Bell took two pastries, and handed one to Ari. "If you eat upstairs, the food goes cold. I think it's something to do with the winter wards," Bell said with a grin, as she elbowed Ari. "Everything they touch turns to ice."

Ari rolled her eyes at her sister, but she had to admit, the fresh pastry was perfectly toasted, much warmer than it would have been if she'd eaten it upstairs, ten minutes later.

They watched the commotion for a while longer, trying not to get in anyone's way, and then eventually left through the delivery door again, to see the fruit cart leaving, and a new carriage arriving up the long drive.

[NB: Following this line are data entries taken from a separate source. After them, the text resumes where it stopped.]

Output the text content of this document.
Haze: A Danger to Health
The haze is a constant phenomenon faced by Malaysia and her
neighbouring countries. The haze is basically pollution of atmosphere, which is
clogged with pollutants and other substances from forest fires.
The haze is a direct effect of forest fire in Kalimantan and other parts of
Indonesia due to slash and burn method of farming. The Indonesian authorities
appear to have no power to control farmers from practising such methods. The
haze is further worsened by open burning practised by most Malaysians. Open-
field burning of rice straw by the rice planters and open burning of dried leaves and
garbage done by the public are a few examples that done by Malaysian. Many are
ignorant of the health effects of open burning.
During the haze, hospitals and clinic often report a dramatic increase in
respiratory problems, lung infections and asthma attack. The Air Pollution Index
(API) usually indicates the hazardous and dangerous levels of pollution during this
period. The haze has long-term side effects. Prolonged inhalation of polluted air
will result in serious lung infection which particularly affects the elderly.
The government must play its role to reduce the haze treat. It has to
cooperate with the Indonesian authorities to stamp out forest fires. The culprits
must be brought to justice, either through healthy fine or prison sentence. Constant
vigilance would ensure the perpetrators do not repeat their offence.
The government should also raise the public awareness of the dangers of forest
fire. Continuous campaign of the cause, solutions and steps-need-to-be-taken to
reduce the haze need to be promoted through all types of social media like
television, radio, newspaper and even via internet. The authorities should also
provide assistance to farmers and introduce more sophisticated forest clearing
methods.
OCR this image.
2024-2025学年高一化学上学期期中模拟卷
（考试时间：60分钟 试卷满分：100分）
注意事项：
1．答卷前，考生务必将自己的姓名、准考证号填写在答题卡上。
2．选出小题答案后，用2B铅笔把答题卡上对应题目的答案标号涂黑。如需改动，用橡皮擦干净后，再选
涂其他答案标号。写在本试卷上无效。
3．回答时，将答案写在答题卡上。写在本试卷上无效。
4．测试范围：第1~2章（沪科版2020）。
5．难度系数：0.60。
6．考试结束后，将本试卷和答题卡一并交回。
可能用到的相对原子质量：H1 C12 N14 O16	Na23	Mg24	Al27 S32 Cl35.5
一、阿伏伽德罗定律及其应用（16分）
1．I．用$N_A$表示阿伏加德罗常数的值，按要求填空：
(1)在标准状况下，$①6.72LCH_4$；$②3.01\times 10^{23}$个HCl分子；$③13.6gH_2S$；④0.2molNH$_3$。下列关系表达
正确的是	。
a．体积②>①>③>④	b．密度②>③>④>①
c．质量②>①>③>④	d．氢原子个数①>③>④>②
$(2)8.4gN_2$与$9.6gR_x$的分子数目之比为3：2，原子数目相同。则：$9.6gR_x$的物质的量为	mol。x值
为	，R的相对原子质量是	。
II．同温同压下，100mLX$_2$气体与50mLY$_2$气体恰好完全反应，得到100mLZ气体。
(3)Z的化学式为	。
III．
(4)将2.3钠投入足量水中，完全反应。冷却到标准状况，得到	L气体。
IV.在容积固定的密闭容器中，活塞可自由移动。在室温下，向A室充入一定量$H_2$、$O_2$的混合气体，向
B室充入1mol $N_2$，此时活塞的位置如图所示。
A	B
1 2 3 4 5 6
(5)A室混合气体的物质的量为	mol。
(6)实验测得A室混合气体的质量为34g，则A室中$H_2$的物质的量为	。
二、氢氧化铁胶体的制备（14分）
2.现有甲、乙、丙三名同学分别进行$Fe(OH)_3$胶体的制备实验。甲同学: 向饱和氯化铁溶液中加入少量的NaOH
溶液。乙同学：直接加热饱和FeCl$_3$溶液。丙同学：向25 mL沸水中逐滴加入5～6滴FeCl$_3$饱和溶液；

Ari and Bell sat on a low wall dividing the courtyard from the drive, and watched the carriage arrive as they ate their second toasty warm pastry.

This carriage was driven by a Kaio man, with smooth black hair. He slipped down from the back of the donkey that pulled the cart, and pulled at the canvas covering, to reveal wooden crates of sweet potatoes and sacks of rice. Two of the wards from the kitchen came to meet him and accept his delivery. The wards heaved the rice sacks into the larder.

As the wards took away the delivery, Ari noticed a new student hastening down the external staircase towards the entrance to the kitchens. Ari thought it might have been another student coming to steal breakfast from the kitchens, but then she recognised the shining black hair and the sharp black coat that was not part of the Hilverton uniform.

Taikku Tsukasai, the fire prince, greeted the delivery driver with a nod. The delivery driver bowed deeply in return. From his coat, he retrieved a rolled piece of paper, tied with a ribbon. Tai said something, and then turned and was gone up the stairs before the wards had returned to collect the next two crates.

"That's the fire prince?" Bell murmured. "The one you've been watching?"

"I've been following the princess, not the prince. But did that seem suspicious to you?"

"It seemed like a letter," Bell said. "But we always get our mail delivered every morning by the Royal Post."

"So that was a letter he didn't want in the hands of Royal Post," Ari mused. She swallowed the last of her pasty. "I've followed the princess to every class, and everywhere she goes. But I can't be in two places at once. I haven't been following the prince. There's been many evenings when the princess stays locked up in House of Fire, but the prince goes out. But I've never followed him, because the only thing Katja cares about is if Lumiko is seeing Raphael."